A movie about love in all its stages
Creating the musical “I Do Bidoo Bidoo: Heto nAPO Sila” was such a challenge that it took writer-director Chris Martinez over a year to finish the script and about five years to develop the film.
“Ito na ang pinakamatagal kong isinulat (It took me the longest time to write this script),” Martinez told the Inquirer.
He explained that this was because he had to go through the enormous collection of tunes by the Apo Hiking Society for the movie.
“I initially chose 21 songs but had to trim the list down to 17 or 18 to fit the movie,” he added. “This had to be done because all the songs will be heard in full.”

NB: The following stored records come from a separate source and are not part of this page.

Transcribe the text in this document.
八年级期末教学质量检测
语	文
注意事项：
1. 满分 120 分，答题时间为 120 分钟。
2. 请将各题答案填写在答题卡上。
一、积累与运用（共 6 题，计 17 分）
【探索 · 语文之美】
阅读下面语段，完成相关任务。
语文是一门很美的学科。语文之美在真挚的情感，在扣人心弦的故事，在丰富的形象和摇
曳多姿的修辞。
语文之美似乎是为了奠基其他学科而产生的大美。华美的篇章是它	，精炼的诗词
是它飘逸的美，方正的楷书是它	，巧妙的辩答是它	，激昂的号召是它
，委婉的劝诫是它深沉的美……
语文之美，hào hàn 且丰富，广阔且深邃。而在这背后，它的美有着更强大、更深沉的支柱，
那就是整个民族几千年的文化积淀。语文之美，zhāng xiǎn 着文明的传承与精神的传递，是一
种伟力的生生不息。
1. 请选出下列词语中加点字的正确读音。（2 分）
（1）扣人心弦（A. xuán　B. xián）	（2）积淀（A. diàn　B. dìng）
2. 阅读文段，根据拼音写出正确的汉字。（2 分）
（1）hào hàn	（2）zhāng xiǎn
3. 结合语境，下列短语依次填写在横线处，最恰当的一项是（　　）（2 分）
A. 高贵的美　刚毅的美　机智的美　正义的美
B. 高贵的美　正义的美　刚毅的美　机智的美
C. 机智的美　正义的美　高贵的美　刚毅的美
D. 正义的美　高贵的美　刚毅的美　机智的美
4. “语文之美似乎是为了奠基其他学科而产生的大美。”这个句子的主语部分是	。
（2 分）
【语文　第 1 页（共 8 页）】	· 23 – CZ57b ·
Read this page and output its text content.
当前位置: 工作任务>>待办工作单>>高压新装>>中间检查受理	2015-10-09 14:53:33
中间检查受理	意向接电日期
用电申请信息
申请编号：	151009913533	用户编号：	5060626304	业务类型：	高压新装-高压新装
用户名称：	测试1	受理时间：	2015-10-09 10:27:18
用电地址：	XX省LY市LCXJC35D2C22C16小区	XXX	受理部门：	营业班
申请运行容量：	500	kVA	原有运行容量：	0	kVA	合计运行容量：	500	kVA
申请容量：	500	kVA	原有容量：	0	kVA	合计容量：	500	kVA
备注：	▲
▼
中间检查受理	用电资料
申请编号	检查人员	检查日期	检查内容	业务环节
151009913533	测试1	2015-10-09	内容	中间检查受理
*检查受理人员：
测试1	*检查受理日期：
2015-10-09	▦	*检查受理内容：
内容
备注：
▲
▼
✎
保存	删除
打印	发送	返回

Martinez said the film was a dream project for Unitel Productions’ Tony Gloria, who was responsible for producing classics like “Working Girls,” “Bagets,” and more recently, “Crying Ladies.”
He added that the idea for a local musical came to Gloria after watching a stage production of “Mamma Mia.”
Martinez—who is an in-house talent of Unitel—and Gloria started talking about the project four years ago. While writing the script, the director said he tried to learn more about the music of Danny Javier, Jim Paredes and Boboy Garovillo, collectively known as the Apo, to find inspiration for the story.
“Most of the group’s hits are about love—profession of love, unrequited love, lost love, love that you just can’t resist,” Martinez pointed out.
The film, which premieres on Aug. 29, features Eugene Domingo, Ogie Alcasid, Zsa Zsa Padilla, Sam Concepcion and Gary Valenciano, among others.
“I Do Bidoo” comes on the heels of the box-office success of “Kimmy Dora and the Temple of Kiyeme,” which Martinez also wrote under the direction of Joyce Bernal.
‘Kimmy Dora’ sequel
“That film was very special because it was really hard to create,” Martinez recalled. “The first one had been very successful, and we couldn’t just put all of its elements to the sequel. We consciously made the second film look different. We infused horror in comedy.”
Martinez said it was also a challenge to “bring back” the characters Kimmy and Dora Go Dong Hae, both played by Domingo, and to “push the story forward” from where it left off in the first movie.
“It was good that the sequel had that horror-thriller feel,” he said. “It sort of liberated the story from its original form. For Part 3, I can now take it anywhere!”